3) Sur la route bleue, rencontre avec Kenneth White, Chemins d’étoiles, n°4, automne-hiver 1998, p. 33.

4) Nom d’une nymphe selon Oppian, Cynegetica.

5) Le poème Precentor Seagull s’ouvre sur le vers suivant : « You up there in the lurching church of the elements… » (The Cold Wind of Dawn, Jonathan Cape, Londres, 1966, p. 9). Traduction par Pierre Leyris in En toute Candeur, « Le Goéland Préchantre », Mercure de France, Paris, 1964, p. 77 : “Toi là-haut dans l’église tanguante des éléments…”.

6) Nom complet de Virgile.

7) Arthur Rimbaud, « Après le déluge », Les Illuminations, La Vogue, Paris, 1886.

8) En anglais clog signifie sabot.

9) Le Livre IV des Bucoliques (ou Églogues) débute par un chapitre sur les abeilles et l’apiculture.

10) En français dans le texte.

11) En latin dans le texte : Je suis un homme.
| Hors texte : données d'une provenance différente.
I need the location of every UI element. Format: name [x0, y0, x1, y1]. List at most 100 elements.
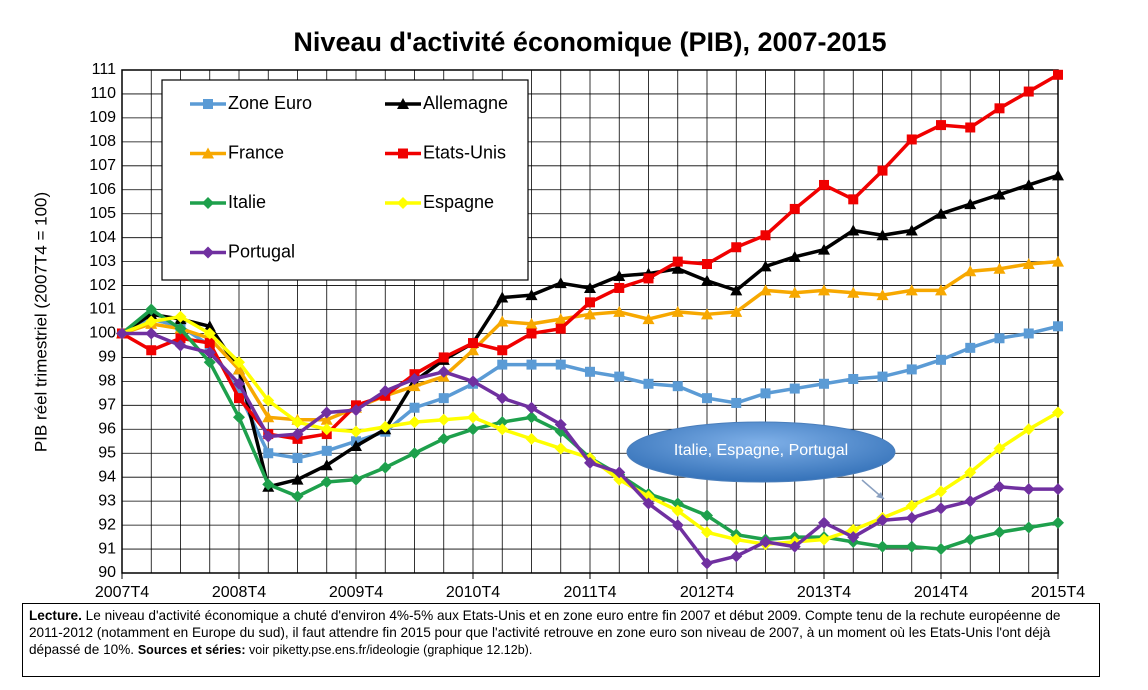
marker — [467, 375, 479, 388]
marker — [730, 284, 743, 296]
marker — [468, 338, 478, 349]
marker — [1052, 169, 1064, 181]
marker — [496, 423, 509, 436]
marker — [731, 397, 742, 408]
marker — [437, 413, 450, 426]
marker — [702, 393, 712, 404]
marker — [877, 165, 888, 176]
marker — [964, 198, 977, 210]
marker — [701, 308, 713, 320]
marker — [202, 147, 214, 159]
marker — [262, 411, 275, 423]
marker — [397, 98, 409, 109]
marker — [994, 103, 1005, 114]
marker — [1053, 321, 1063, 332]
marker — [788, 286, 801, 298]
marker — [497, 359, 508, 370]
marker — [291, 473, 304, 485]
marker — [1052, 406, 1064, 419]
marker — [467, 344, 479, 356]
marker — [876, 514, 889, 527]
marker — [233, 356, 245, 369]
marker — [905, 499, 918, 512]
y-tick-label: 111 — [92, 61, 116, 78]
marker — [408, 372, 421, 385]
marker — [174, 322, 187, 335]
marker — [671, 262, 684, 274]
marker — [671, 504, 684, 517]
marker — [993, 526, 1006, 539]
marker — [818, 284, 830, 296]
marker — [876, 229, 889, 241]
marker — [1023, 86, 1034, 97]
legend-label: Espagne — [423, 192, 494, 212]
y-tick-label: 105 — [89, 205, 116, 222]
marker — [496, 392, 509, 405]
marker — [350, 440, 362, 452]
marker — [613, 269, 626, 281]
y-tick-label: 97 — [98, 397, 116, 414]
marker — [1022, 483, 1035, 496]
marker — [408, 380, 421, 392]
marker — [702, 259, 712, 270]
marker — [993, 188, 1006, 200]
marker — [320, 413, 333, 425]
marker — [1022, 521, 1035, 534]
marker — [116, 327, 128, 340]
marker — [906, 364, 917, 375]
marker — [408, 447, 421, 460]
x-tick-label: 2008T4 — [212, 584, 266, 600]
marker — [555, 323, 566, 334]
x-tick-label: 2009T4 — [329, 584, 383, 600]
marker — [1053, 69, 1063, 80]
legend-label: France — [228, 142, 284, 162]
x-tick-label: 2010T4 — [446, 584, 500, 600]
marker — [906, 134, 917, 145]
marker — [438, 352, 449, 363]
marker — [554, 277, 567, 289]
marker — [759, 535, 772, 548]
marker — [614, 282, 625, 293]
marker — [993, 442, 1006, 455]
marker — [320, 406, 333, 419]
marker — [936, 120, 946, 131]
marker — [203, 99, 213, 109]
annotation-text: Italie, Espagne, Portugal — [674, 442, 848, 459]
marker — [350, 425, 362, 438]
marker — [701, 509, 713, 522]
marker — [379, 420, 392, 433]
y-tick-label: 99 — [98, 349, 116, 366]
y-tick-label: 103 — [89, 253, 116, 270]
marker — [1022, 178, 1035, 190]
marker — [847, 286, 860, 298]
marker — [262, 430, 275, 443]
marker — [760, 388, 771, 399]
y-tick-label: 90 — [98, 564, 116, 581]
marker — [320, 423, 333, 436]
marker — [525, 432, 538, 445]
note-text: Le niveau d'activité économique a chuté … — [29, 608, 1061, 657]
marker — [379, 384, 392, 397]
marker — [467, 423, 479, 436]
marker — [398, 148, 408, 159]
chart: Niveau d'activité économique (PIB), 2007… — [31, 27, 1085, 601]
marker — [642, 313, 655, 325]
marker — [350, 473, 362, 486]
marker — [643, 378, 654, 389]
marker — [614, 371, 625, 382]
marker — [409, 402, 420, 413]
marker — [291, 416, 304, 429]
marker — [731, 242, 742, 253]
sources-text: voir piketty.pse.ens.fr/ideologie (graph… — [245, 643, 533, 657]
marker — [935, 485, 947, 498]
marker — [1022, 258, 1035, 270]
marker — [965, 122, 976, 133]
marker — [789, 203, 800, 214]
marker — [203, 356, 216, 369]
marker — [202, 246, 214, 259]
x-tick-label: 2015T4 — [1031, 584, 1085, 600]
legend-label: Zone Euro — [228, 93, 312, 113]
marker — [818, 533, 830, 546]
chart-title: Niveau d'activité économique (PIB), 2007… — [293, 27, 886, 57]
marker — [789, 383, 800, 394]
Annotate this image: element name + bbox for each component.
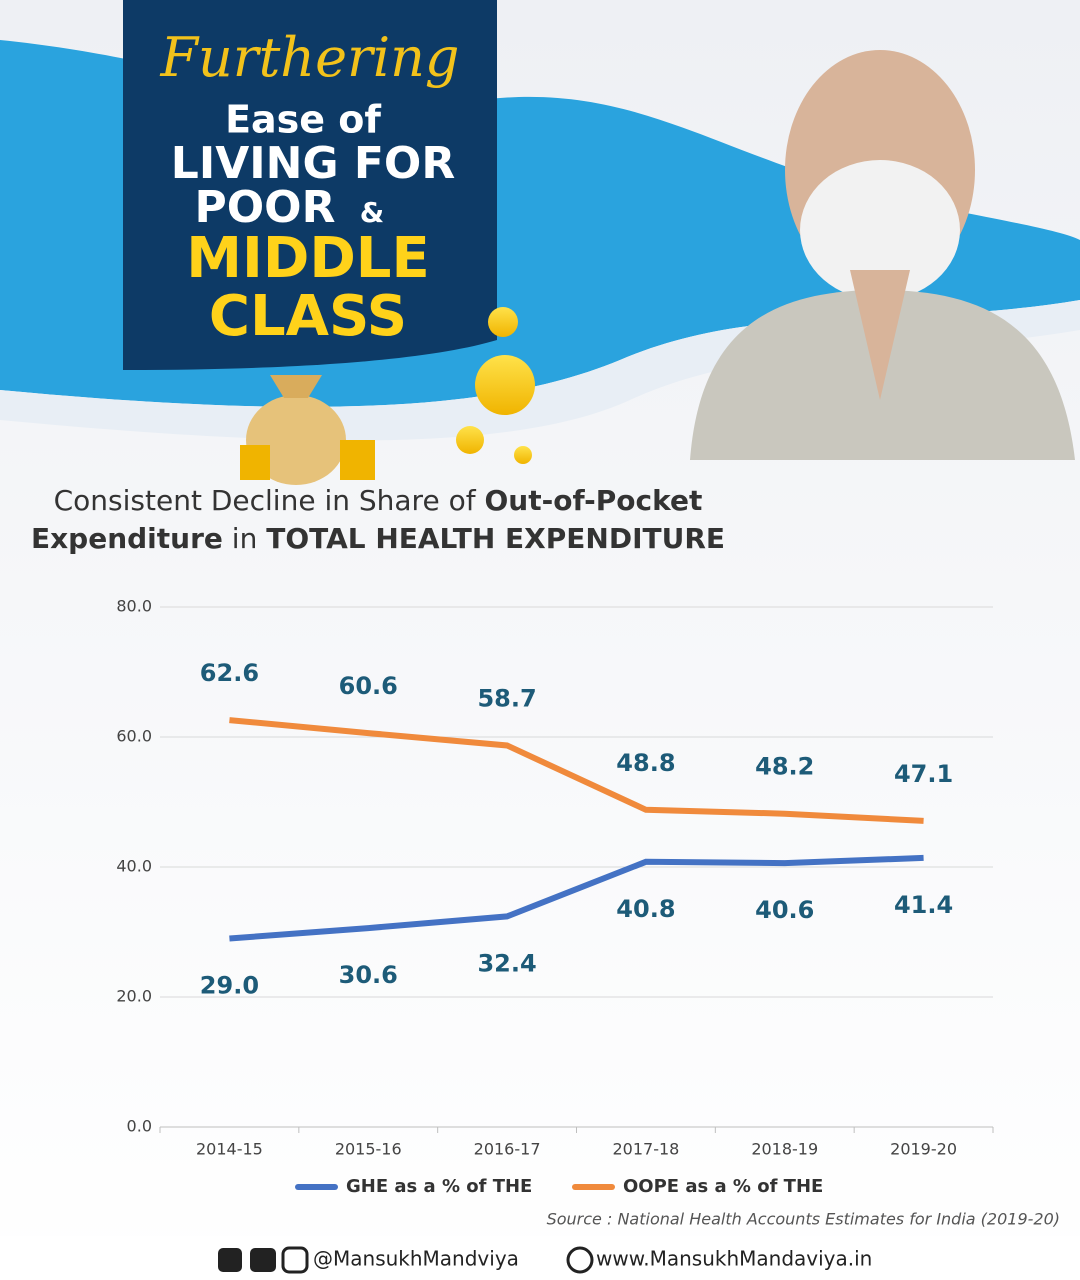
data-label: 47.1	[894, 760, 953, 788]
y-tick-label: 80.0	[116, 597, 152, 616]
data-label: 40.6	[755, 896, 814, 924]
instagram-icon[interactable]	[281, 1246, 309, 1274]
poster-line: &	[360, 196, 384, 229]
title-part: Consistent Decline in Share of	[54, 484, 477, 517]
title-part: TOTAL HEALTH EXPENDITURE	[266, 522, 725, 555]
x-tick-label: 2019-20	[890, 1140, 957, 1159]
poster-line: MIDDLE	[186, 226, 429, 291]
y-tick-label: 20.0	[116, 987, 152, 1006]
title-part: Out-of-Pocket	[484, 484, 702, 517]
data-label: 62.6	[200, 659, 259, 687]
data-label: 48.8	[616, 749, 675, 777]
series-line	[229, 854, 924, 942]
x-tick-label: 2018-19	[751, 1140, 818, 1159]
legend-label: GHE as a % of THE	[346, 1176, 532, 1197]
poster-line: CLASS	[209, 284, 407, 349]
social-handle[interactable]: @MansukhMandviya	[313, 1247, 519, 1271]
poster-line: Ease of	[225, 98, 381, 142]
data-label: 58.7	[477, 684, 536, 712]
x-tick-label: 2017-18	[612, 1140, 679, 1159]
footer-bar	[0, 1236, 1080, 1280]
x-tick-label: 2015-16	[335, 1140, 402, 1159]
website[interactable]: www.MansukhMandaviya.in	[596, 1247, 872, 1271]
poster-line: POOR	[195, 182, 336, 233]
data-label: 41.4	[894, 891, 953, 919]
y-tick-label: 40.0	[116, 857, 152, 876]
legend-label: OOPE as a % of THE	[623, 1176, 823, 1197]
chart-title: Expenditure in TOTAL HEALTH EXPENDITURE	[31, 522, 725, 555]
x-tick-label: 2016-17	[474, 1140, 541, 1159]
portrait	[690, 50, 1075, 460]
title-part: Expenditure	[31, 522, 223, 555]
data-label: 32.4	[477, 949, 536, 977]
twitter-icon[interactable]	[250, 1248, 276, 1272]
title-banner	[123, 0, 497, 370]
chart-title: Consistent Decline in Share of Out-of-Po…	[54, 484, 703, 517]
data-label: 29.0	[200, 972, 259, 1000]
series-line	[229, 717, 924, 824]
facebook-icon[interactable]	[218, 1248, 242, 1272]
y-tick-label: 0.0	[127, 1117, 152, 1136]
data-label: 48.2	[755, 753, 814, 781]
title-part: in	[232, 522, 258, 555]
web-icon[interactable]	[566, 1246, 594, 1274]
money-bag	[240, 307, 535, 485]
data-label: 30.6	[339, 961, 398, 989]
x-tick-label: 2014-15	[196, 1140, 263, 1159]
data-label: 60.6	[339, 672, 398, 700]
source-note: Source : National Health Accounts Estima…	[547, 1210, 1060, 1229]
poster-script: Furthering	[160, 26, 460, 89]
y-tick-label: 60.0	[116, 727, 152, 746]
data-label: 40.8	[616, 895, 675, 923]
poster-line: LIVING FOR	[171, 138, 455, 189]
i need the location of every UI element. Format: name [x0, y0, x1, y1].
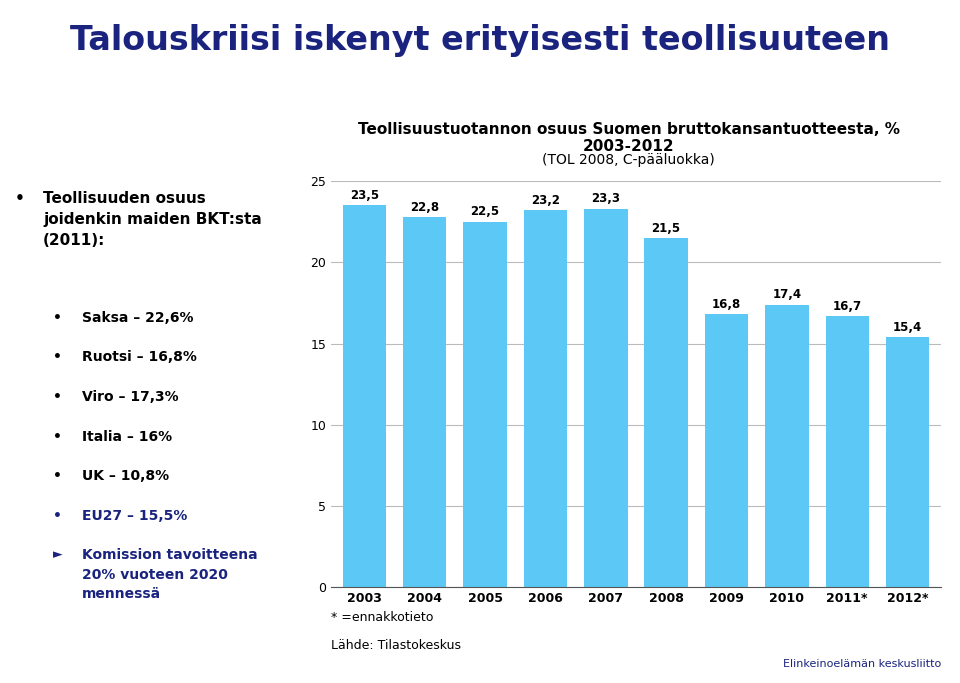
Bar — [403, 217, 446, 587]
Text: Komission tavoitteena
20% vuoteen 2020
mennessä: Komission tavoitteena 20% vuoteen 2020 m… — [82, 548, 257, 602]
Text: 22,8: 22,8 — [410, 201, 440, 214]
Text: Talouskriisi iskenyt erityisesti teollisuuteen: Talouskriisi iskenyt erityisesti teollis… — [70, 24, 890, 57]
Text: EU27 – 15,5%: EU27 – 15,5% — [82, 509, 187, 522]
Text: •: • — [53, 509, 61, 522]
Bar — [644, 238, 688, 587]
Text: •: • — [53, 311, 61, 324]
Text: •: • — [53, 390, 61, 404]
Text: 23,3: 23,3 — [591, 193, 620, 206]
Text: Viro – 17,3%: Viro – 17,3% — [82, 390, 179, 404]
Text: 22,5: 22,5 — [470, 206, 499, 219]
Text: 16,7: 16,7 — [832, 300, 862, 313]
Text: 23,2: 23,2 — [531, 194, 560, 207]
Text: •: • — [53, 430, 61, 443]
Text: UK – 10,8%: UK – 10,8% — [82, 469, 169, 483]
Text: Saksa – 22,6%: Saksa – 22,6% — [82, 311, 193, 324]
Bar — [343, 206, 386, 587]
Bar — [464, 221, 507, 587]
Text: 21,5: 21,5 — [652, 222, 681, 235]
Text: Italia – 16%: Italia – 16% — [82, 430, 172, 443]
Text: Lähde: Tilastokeskus: Lähde: Tilastokeskus — [331, 639, 461, 652]
Bar — [826, 316, 869, 587]
Text: Teollisuustuotannon osuus Suomen bruttokansantuotteesta, %: Teollisuustuotannon osuus Suomen bruttok… — [358, 122, 900, 137]
Text: •: • — [14, 191, 24, 206]
Text: •: • — [53, 350, 61, 364]
Bar — [705, 314, 748, 587]
Text: (TOL 2008, C-pääluokka): (TOL 2008, C-pääluokka) — [542, 154, 715, 167]
Text: Ruotsi – 16,8%: Ruotsi – 16,8% — [82, 350, 197, 364]
Text: Teollisuuden osuus
joidenkin maiden BKT:sta
(2011):: Teollisuuden osuus joidenkin maiden BKT:… — [43, 191, 262, 248]
Text: 16,8: 16,8 — [712, 298, 741, 311]
Bar — [524, 210, 567, 587]
Text: 2003-2012: 2003-2012 — [583, 139, 675, 154]
Bar — [886, 337, 929, 587]
Bar — [765, 305, 808, 587]
Text: 15,4: 15,4 — [893, 321, 923, 334]
Text: 17,4: 17,4 — [773, 288, 802, 301]
Text: ►: ► — [53, 548, 62, 561]
Text: Elinkeinoelämän keskusliitto: Elinkeinoelämän keskusliitto — [782, 659, 941, 669]
Text: 23,5: 23,5 — [349, 189, 379, 202]
Bar — [584, 208, 628, 587]
Text: •: • — [53, 469, 61, 483]
Text: * =ennakkotieto: * =ennakkotieto — [331, 611, 434, 624]
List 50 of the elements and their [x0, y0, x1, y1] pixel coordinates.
On peut y lire un petit rappel discret du fameux vers de Terence (Publius Terentius Afer, 2ème siècle avant notre ère) : « Homo sum, humani nihil a me alienum puto » (Je suis un homme, rien de ce qui est humain ne m’est étranger). Une des caractéristiques des Lettres de Gourgounel c’est le mélange subtil entre humanisme et naturalisme.